According to Forbes, a team at Arizona State University has developed a machine learning system that actively monitors deepweb traffic for zero-day exploits before they actually happen.
In July, the news was covered in articles filled with information on the fully undetectable ransomware, Stampado, that was available to be purchased for only $39. The deepweb is filled with data dumps and the contents of website hacks and as the public grows more aware of the growing threat, so do security researchers.
The Arizona State University team’s approach is somewhat of a groundbreaking measure when it comes to cyberdefense. One of the more current tactics companies employ is to offer bounties for security bugs and exploits. This gives the company an opportunity to silently deal with the issue and provides the hacker an incentive to use the discovery for a less malicious purpose. The exploit bounty usually pays less than what the data such an exploit could provide but some exceptions do exist. Google, for instance, offers up to $20,000 for specific types of intrusions.
In a document published by the developers of the software capable of detecting zero-day exploits before day zero, they provide details on how the software is capable of learning and what kind of data it is able to track.
For instance, the software currently monitors 27 darknet markets and 21 forums for chatter about upcoming security threats, such as the Dyre Banking Trojan. A classifier is used to find security-relevant terminology and filter out both forum posts and market listings unrelated to cybersecurity.

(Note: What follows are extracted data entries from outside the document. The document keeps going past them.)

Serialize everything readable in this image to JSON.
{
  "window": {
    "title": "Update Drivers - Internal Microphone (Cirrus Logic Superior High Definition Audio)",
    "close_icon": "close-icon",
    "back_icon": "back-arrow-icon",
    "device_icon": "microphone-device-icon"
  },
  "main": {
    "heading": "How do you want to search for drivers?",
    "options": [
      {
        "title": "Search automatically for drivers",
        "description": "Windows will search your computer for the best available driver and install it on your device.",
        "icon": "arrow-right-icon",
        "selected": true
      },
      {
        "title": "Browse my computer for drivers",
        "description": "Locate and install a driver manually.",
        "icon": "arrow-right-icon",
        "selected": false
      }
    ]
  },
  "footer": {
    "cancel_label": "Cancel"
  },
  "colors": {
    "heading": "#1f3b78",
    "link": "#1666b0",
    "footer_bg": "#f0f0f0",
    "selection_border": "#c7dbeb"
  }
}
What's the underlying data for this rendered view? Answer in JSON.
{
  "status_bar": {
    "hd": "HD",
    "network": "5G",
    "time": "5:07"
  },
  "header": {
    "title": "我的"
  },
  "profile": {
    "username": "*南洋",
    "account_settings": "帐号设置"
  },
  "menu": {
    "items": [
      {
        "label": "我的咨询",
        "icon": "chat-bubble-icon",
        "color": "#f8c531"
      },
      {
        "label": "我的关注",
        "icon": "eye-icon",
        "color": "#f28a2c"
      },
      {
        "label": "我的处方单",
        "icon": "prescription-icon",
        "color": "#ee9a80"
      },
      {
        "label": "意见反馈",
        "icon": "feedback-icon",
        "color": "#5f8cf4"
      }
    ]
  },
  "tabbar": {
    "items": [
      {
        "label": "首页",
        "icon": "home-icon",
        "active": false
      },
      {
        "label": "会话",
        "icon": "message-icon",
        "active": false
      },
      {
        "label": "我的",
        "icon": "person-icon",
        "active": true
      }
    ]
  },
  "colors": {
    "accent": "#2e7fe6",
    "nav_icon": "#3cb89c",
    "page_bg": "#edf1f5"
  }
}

As of the published paper, the team scanned 162,872 forum posts and only 19% were marked by their software. Similarly, 11,991 darknet market advertisements and listings were scanned and only 13% were found relevant.
In their initial tests they found the software, given it’s capability to learn from queries, was able to correctly identify 80% of the forum posts and 92% exploit-related products listed on darknet marketplaces. The machine learning system is also able to track vendors across multiple sites based on username and marketing similarities.
There’s three main components to the system. Crawlers that search for the exploit-related content make up the initial phase. Then specialized parsers extract pull the relevant content, communicating with the crawlers, to note changes and modifications on each page or post. The final step is a more specific filtering where a classifier interacts with the parsers to eliminate false positives. Given that that only 19% of 162,872 forum posts and 13% of 11,991 darknet market, the final step is key to making sure no drug or weapon related content is included – considering that drugs, weapons, and pornography are by far the more prevalent listings.
Creating the machine learning system was labor intensive for the team, they write. Each forum and market had to have a specially designed crawler, parser and machine learning classifier – all three of which were unique to each site. The learning dynamic of the classifiers is semi-structured, meaning that human minds are required to tag and label 25% of the data.
Forbes writes “the time and labor involved in building the system is worth it when you consider the payoff.” Each week, the system is producing an average of 305 accurate warnings while continually learning and getting better at collecting data. “If only 1% of these warnings results in discovering and patching a potential zero-day exploit before it can affect untold numbers of computers, the time to build and maintain the system will have been well spent.”